Abstract

We address basic aspects of detection of structural defects in regular and flow-like patterns (textures). Humans are able to find such defects without prior knowledge of the defect-free pattern. This capability to perceive local disorder has not attracted proper attention in machine vision, despite its obvious relation to various application areas, e.g., industrial texture inspection. Instead, numerous ad hoc techniques have been developed to locate particular sorts of defects for particular tasks. Although useful, these techniques do not help us understand the nature of structural defects, which is the primary goal of our study. In no attempt to compete with the existing dedicated algorithms, we approach texture defects based on two fundamental structural properties, regularity and local orientation (anisotropy).
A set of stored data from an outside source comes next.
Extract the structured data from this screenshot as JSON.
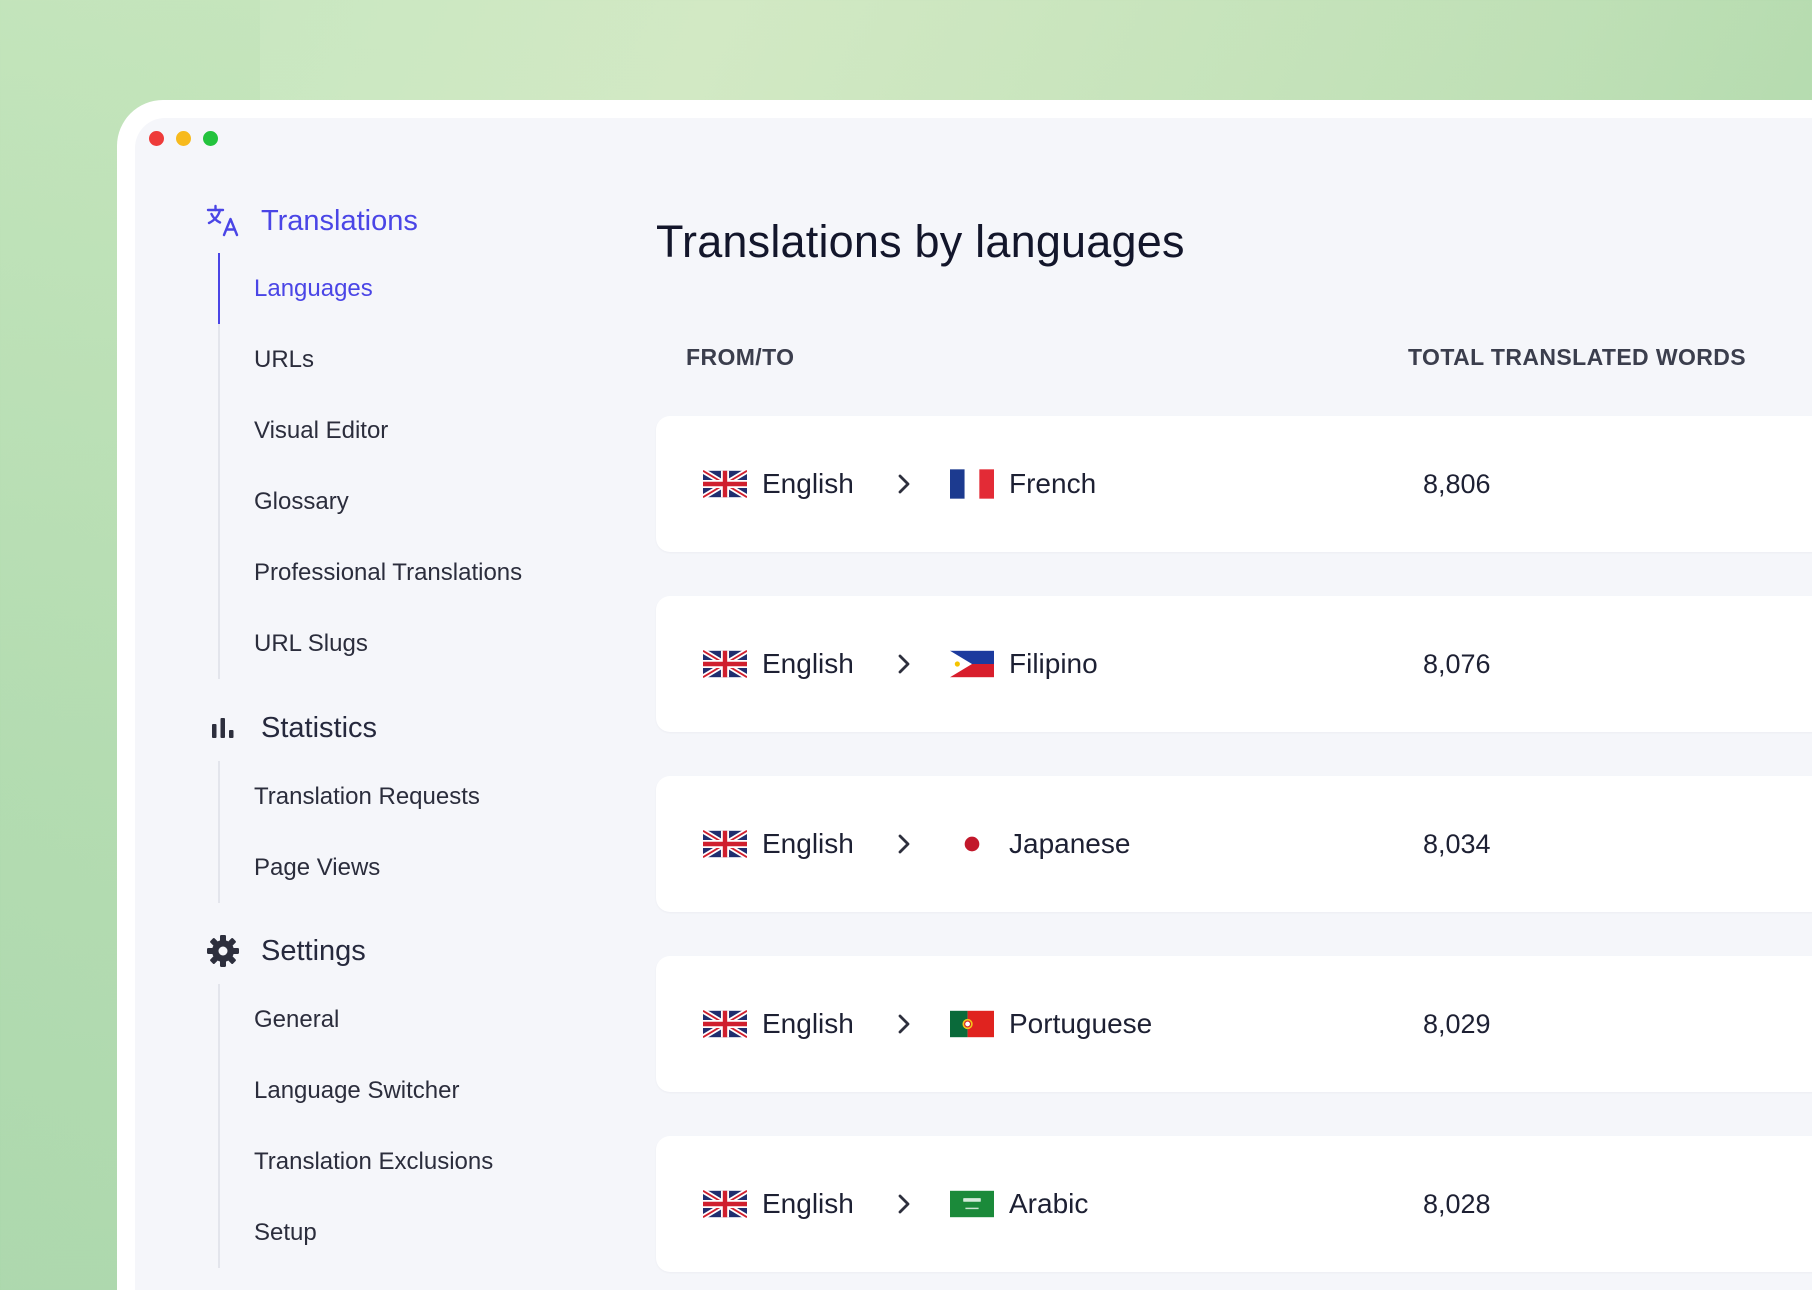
{
  "window": {
    "controls": [
      "close",
      "minimize",
      "maximize"
    ]
  },
  "sidebar": {
    "translations": {
      "label": "Translations",
      "icon": "translate-icon",
      "items": [
        "Languages",
        "URLs",
        "Visual Editor",
        "Glossary",
        "Professional Translations",
        "URL Slugs"
      ],
      "active_item": "Languages"
    },
    "statistics": {
      "label": "Statistics",
      "icon": "bar-chart-icon",
      "items": [
        "Translation Requests",
        "Page Views"
      ]
    },
    "settings": {
      "label": "Settings",
      "icon": "gear-icon",
      "items": [
        "General",
        "Language Switcher",
        "Translation Exclusions",
        "Setup"
      ]
    }
  },
  "main": {
    "title": "Translations by languages",
    "columns": {
      "from_to": "FROM/TO",
      "total": "TOTAL TRANSLATED WORDS"
    },
    "rows": [
      {
        "from": "English",
        "from_flag": "uk-flag",
        "to": "French",
        "to_flag": "france-flag",
        "total": "8,806"
      },
      {
        "from": "English",
        "from_flag": "uk-flag",
        "to": "Filipino",
        "to_flag": "philippines-flag",
        "total": "8,076"
      },
      {
        "from": "English",
        "from_flag": "uk-flag",
        "to": "Japanese",
        "to_flag": "japan-flag",
        "total": "8,034"
      },
      {
        "from": "English",
        "from_flag": "uk-flag",
        "to": "Portuguese",
        "to_flag": "portugal-flag",
        "total": "8,029"
      },
      {
        "from": "English",
        "from_flag": "uk-flag",
        "to": "Arabic",
        "to_flag": "saudi-arabia-flag",
        "total": "8,028"
      }
    ]
  },
  "colors": {
    "accent": "#4a45e6",
    "text": "#1d2033",
    "panel": "#f5f6fa",
    "card": "#ffffff"
  }
}
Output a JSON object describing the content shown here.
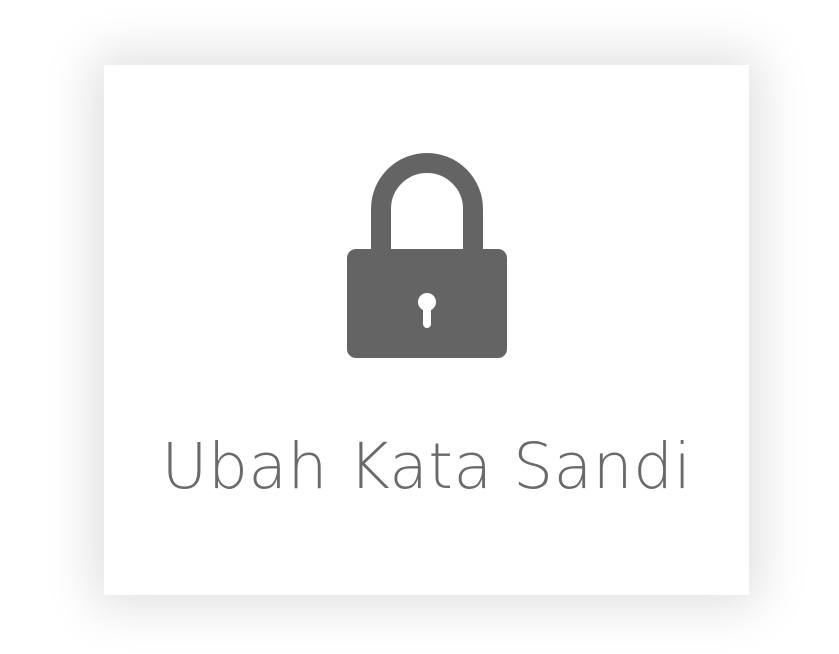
{
  "card": {
    "icon": "lock-icon",
    "label": "Ubah Kata Sandi"
  },
  "colors": {
    "background": "#ffffff",
    "icon": "#646464",
    "text": "#6a6a6a"
  }
}
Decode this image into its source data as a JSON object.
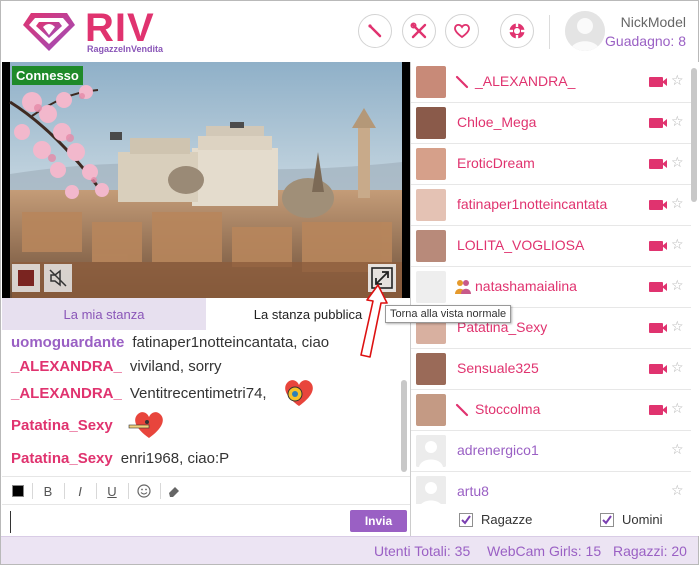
{
  "header": {
    "brand": "RIV",
    "tagline": "RagazzeInVendita",
    "username": "NickModel",
    "earnings": "Guadagno: 8",
    "icons": [
      "magic-wand-icon",
      "tools-icon",
      "heart-icon",
      "lifebuoy-icon"
    ]
  },
  "video": {
    "status": "Connesso"
  },
  "tabs": {
    "my_room": "La mia stanza",
    "public_room": "La stanza pubblica"
  },
  "tooltip": "Torna alla vista normale",
  "chat": [
    {
      "nick": "uomoguardante",
      "text": "fatinaper1notteincantata, ciao",
      "color": "#9a60c4"
    },
    {
      "nick": "_ALEXANDRA_",
      "text": "viviland, sorry",
      "color": "#e0336f"
    },
    {
      "nick": "_ALEXANDRA_",
      "text": "Ventitrecentimetri74,",
      "color": "#e0336f",
      "emoji": "kiss-heart-icon"
    },
    {
      "nick": "Patatina_Sexy",
      "text": "",
      "color": "#e0336f",
      "emoji": "smoking-heart-icon"
    },
    {
      "nick": "Patatina_Sexy",
      "text": "enri1968, ciao:P",
      "color": "#e0336f"
    }
  ],
  "toolbar": {
    "bold": "B",
    "italic": "I",
    "underline": "U"
  },
  "input": {
    "value": "",
    "send_label": "Invia"
  },
  "users": [
    {
      "name": "_ALEXANDRA_",
      "color": "#e0336f",
      "wand": true,
      "cam": true
    },
    {
      "name": "Chloe_Mega",
      "color": "#e0336f",
      "wand": false,
      "cam": true
    },
    {
      "name": "EroticDream",
      "color": "#e0336f",
      "wand": false,
      "cam": true
    },
    {
      "name": "fatinaper1notteincantata",
      "color": "#e0336f",
      "wand": false,
      "cam": true
    },
    {
      "name": "LOLITA_VOGLIOSA",
      "color": "#e0336f",
      "wand": false,
      "cam": true
    },
    {
      "name": "natashamaialina",
      "color": "#e0336f",
      "couple": true,
      "cam": true
    },
    {
      "name": "Patatina_Sexy",
      "color": "#e0336f",
      "wand": false,
      "cam": true
    },
    {
      "name": "Sensuale325",
      "color": "#e0336f",
      "wand": false,
      "cam": true
    },
    {
      "name": "Stoccolma",
      "color": "#e0336f",
      "wand": true,
      "cam": true
    },
    {
      "name": "adrenergico1",
      "color": "#9a60c4",
      "wand": false,
      "cam": false
    },
    {
      "name": "artu8",
      "color": "#9a60c4",
      "wand": false,
      "cam": false
    }
  ],
  "filters": {
    "girls": "Ragazze",
    "men": "Uomini"
  },
  "footer": {
    "total_users": "Utenti Totali: 35",
    "webcam_girls": "WebCam Girls: 15",
    "girls": "Ragazzi: 20"
  },
  "colors": {
    "pink": "#e0336f",
    "purple": "#9a60c4",
    "status_green": "#1f8a2a",
    "footer_bg": "#ece4f3"
  }
}
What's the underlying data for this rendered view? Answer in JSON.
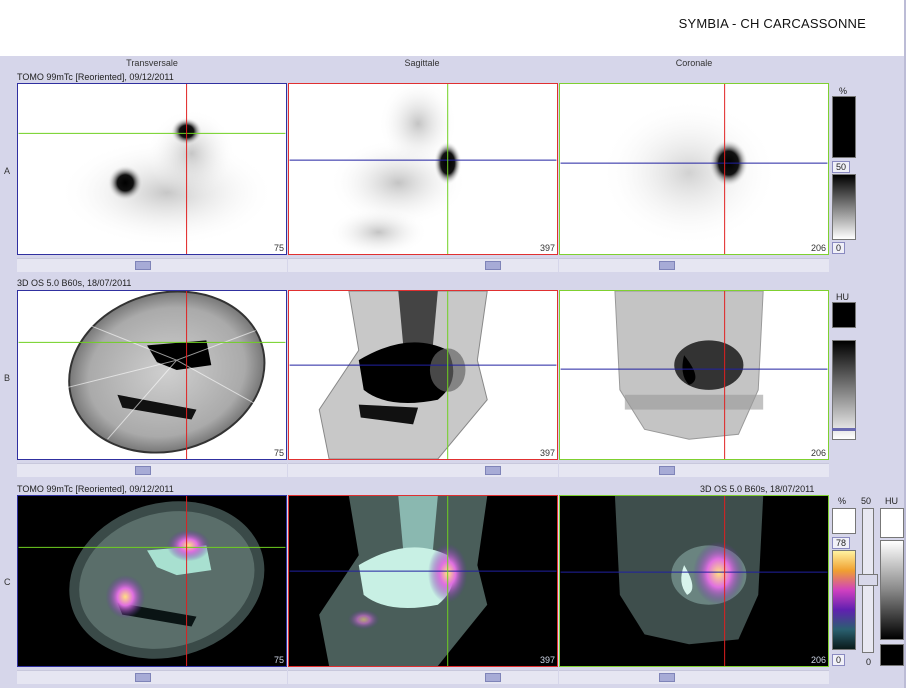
{
  "header": {
    "title": "SYMBIA - CH CARCASSONNE"
  },
  "columns": [
    "Transversale",
    "Sagittale",
    "Coronale"
  ],
  "rows": [
    {
      "letter": "A",
      "series_left": "TOMO 99mTc [Reoriented], 09/12/2011",
      "series_right": ""
    },
    {
      "letter": "B",
      "series_left": "3D  OS  5.0  B60s, 18/07/2011",
      "series_right": ""
    },
    {
      "letter": "C",
      "series_left": "TOMO 99mTc [Reoriented], 09/12/2011",
      "series_right": "3D  OS  5.0  B60s, 18/07/2011"
    }
  ],
  "slice_numbers": {
    "transversale": "75",
    "sagittale": "397",
    "coronale": "206"
  },
  "colorbars": {
    "A": {
      "unit": "%",
      "value_mid": "50",
      "value_min": "0"
    },
    "B": {
      "unit": "HU"
    },
    "C": {
      "unit": "%",
      "value_top": "78",
      "value_min": "0",
      "fusion_label": "50",
      "ct_unit": "HU",
      "ct_min": "0"
    }
  },
  "colors": {
    "sagittal_border": "#e03030",
    "coronal_border": "#7fd030",
    "transverse_border": "#3030a0",
    "crosshair_red": "#e02020",
    "crosshair_green": "#6fd020",
    "crosshair_blue": "#2020a0"
  }
}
The two properties belong to a hierarchy of structural descriptions, with the former being a higher level one than the latter. Both properties have great perceptual value. In this study, they are assumed to underlie recognition of structural defects. Defects are viewed as inhomogeneities in regularity and orientation fields. Two distinct but conceptually-related approaches are presented. The first one defines structural defects as regions of abruptly falling regularity, the second one as perturbations in the dominant orientation. Both methods are general in the sense that each of them is applicable to a variety of patterns and defects. However, they are better suited to different kinds of patterns. Two tests are presented to assess and compare the two methods. In the first test, diverse textures are processed individually and defects are searched in each pattern. In the second test, classified defects in groups of textiles are considered. Conclusions concerning the scopes of the two approaches are drawn.